«Aquella
noche murió la última persona que podría haber dejado en herencia el apellido
de Odisto, el protagonista de esta novela, cuya familia pasó de contar con una
cuarentena de miembros en 1936 a desaparecer apenas tres años después. Nunca
más nacería un Ardolento. He aquí pues la historia de la descomposición total
de una familia, de la deshumanización de un pueblo, de la desintegración de un
territorio y de una península de casas vacías».

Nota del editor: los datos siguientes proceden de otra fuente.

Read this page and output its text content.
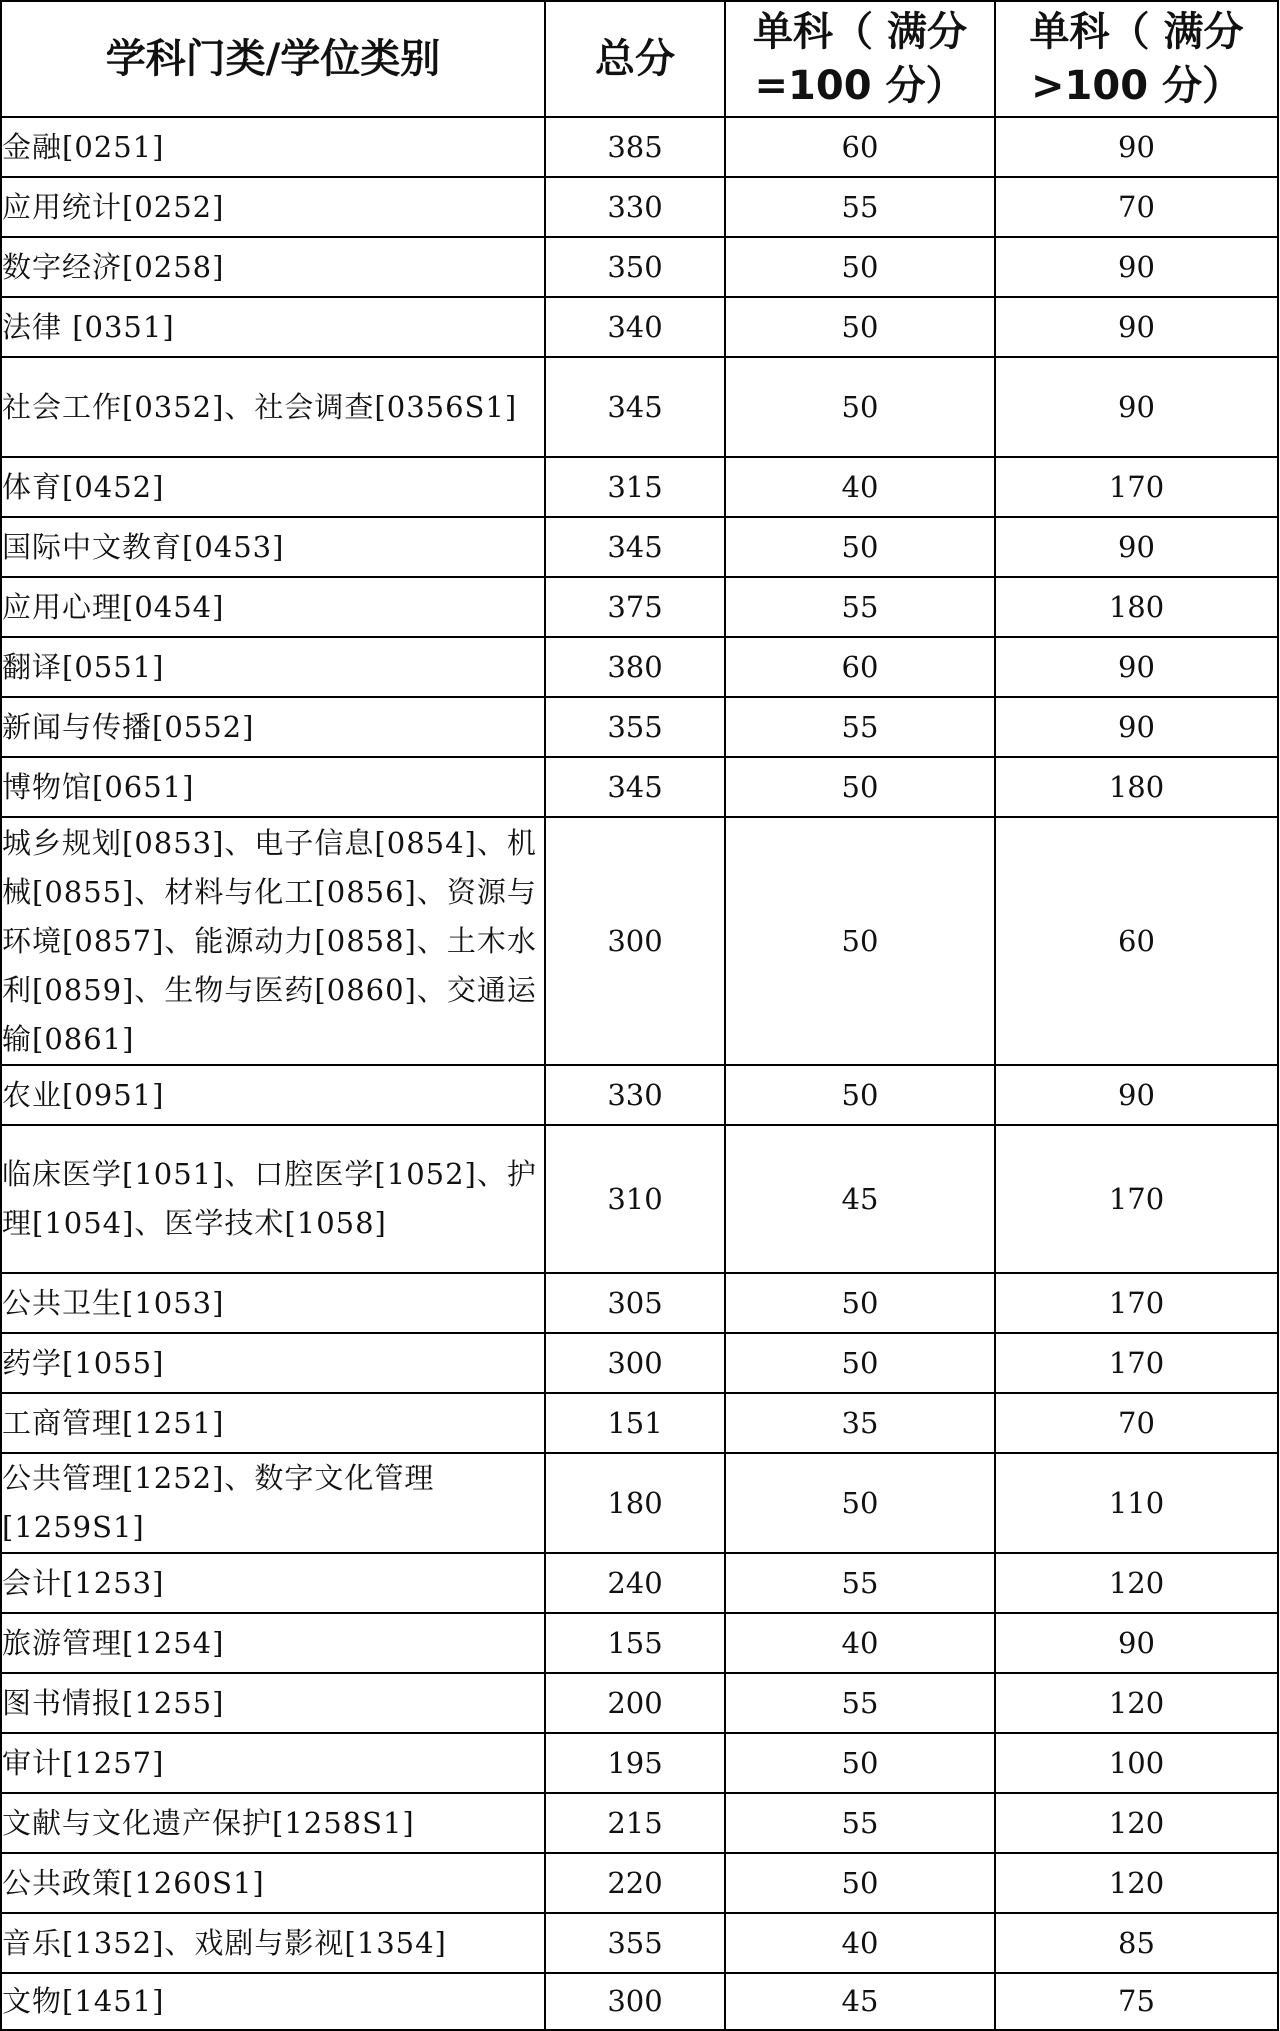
学科门类/学位类别	总分	单科（ 满分=100 分）	单科（ 满分>100 分）
金融[0251]	385	60	90
应用统计[0252]	330	55	70
数字经济[0258]	350	50	90
法律 [0351]	340	50	90
社会工作[0352]、社会调查[0356S1]	345	50	90
体育[0452]	315	40	170
国际中文教育[0453]	345	50	90
应用心理[0454]	375	55	180
翻译[0551]	380	60	90
新闻与传播[0552]	355	55	90
博物馆[0651]	345	50	180
城乡规划[0853]、电子信息[0854]、机械[0855]、材料与化工[0856]、资源与环境[0857]、能源动力[0858]、土木水利[0859]、生物与医药[0860]、交通运输[0861]	300	50	60
农业[0951]	330	50	90
临床医学[1051]、口腔医学[1052]、护理[1054]、医学技术[1058]	310	45	170
公共卫生[1053]	305	50	170
药学[1055]	300	50	170
工商管理[1251]	151	35	70
公共管理[1252]、数字文化管理[1259S1]	180	50	110
会计[1253]	240	55	120
旅游管理[1254]	155	40	90
图书情报[1255]	200	55	120
审计[1257]	195	50	100
文献与文化遗产保护[1258S1]	215	55	120
公共政策[1260S1]	220	50	120
音乐[1352]、戏剧与影视[1354]	355	40	85
文物[1451]	300	45	75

Coincidiendo con la polémica que se ha
generado en torno a David Uclés estos días, he terminado La península de las
casas vacías, una novela de 695 páginas, de gran calidad literaria, que por
medio de una especie de realismo mágico narra de un modo fantasioso y atractivo
la Guerra Civil Española. A través de la vida de sus antepasados, conocemos la
vida de Quesada (Jándula en el libro), un pueblo de la provincia de Jaén y los
avatares de sus habitantes durante la guerra, a la vez, que el desarrollo del
conflicto con hechos reales y ficticios que se entremezclan. Uclés aborda con
pretensión de imparcialidad -«He escrito esta novela con total
libertad, sin ningún reparo ni prejuicio, sólo he intentado honrar a toda la
gente que murió.»-
afirma, los desmanes de ambos bandos mientras desarrolla con brillantez las
venganzas y ajustes de cuentas entre los vecinos. Junto a los anónimos miembros
del extenso clan de olivareros de Jándula cruzan sus destinos personajes reales
como Alberti, Lorca y Unamuno; Hemingway, Orwell y
Bernanos; o Azaña y Foxá, entre otros muchos. Merece la pena, aunque
quizá a algún lector le parecerá que el autor se inclina más por los hotros que
por los hunos. O al revés.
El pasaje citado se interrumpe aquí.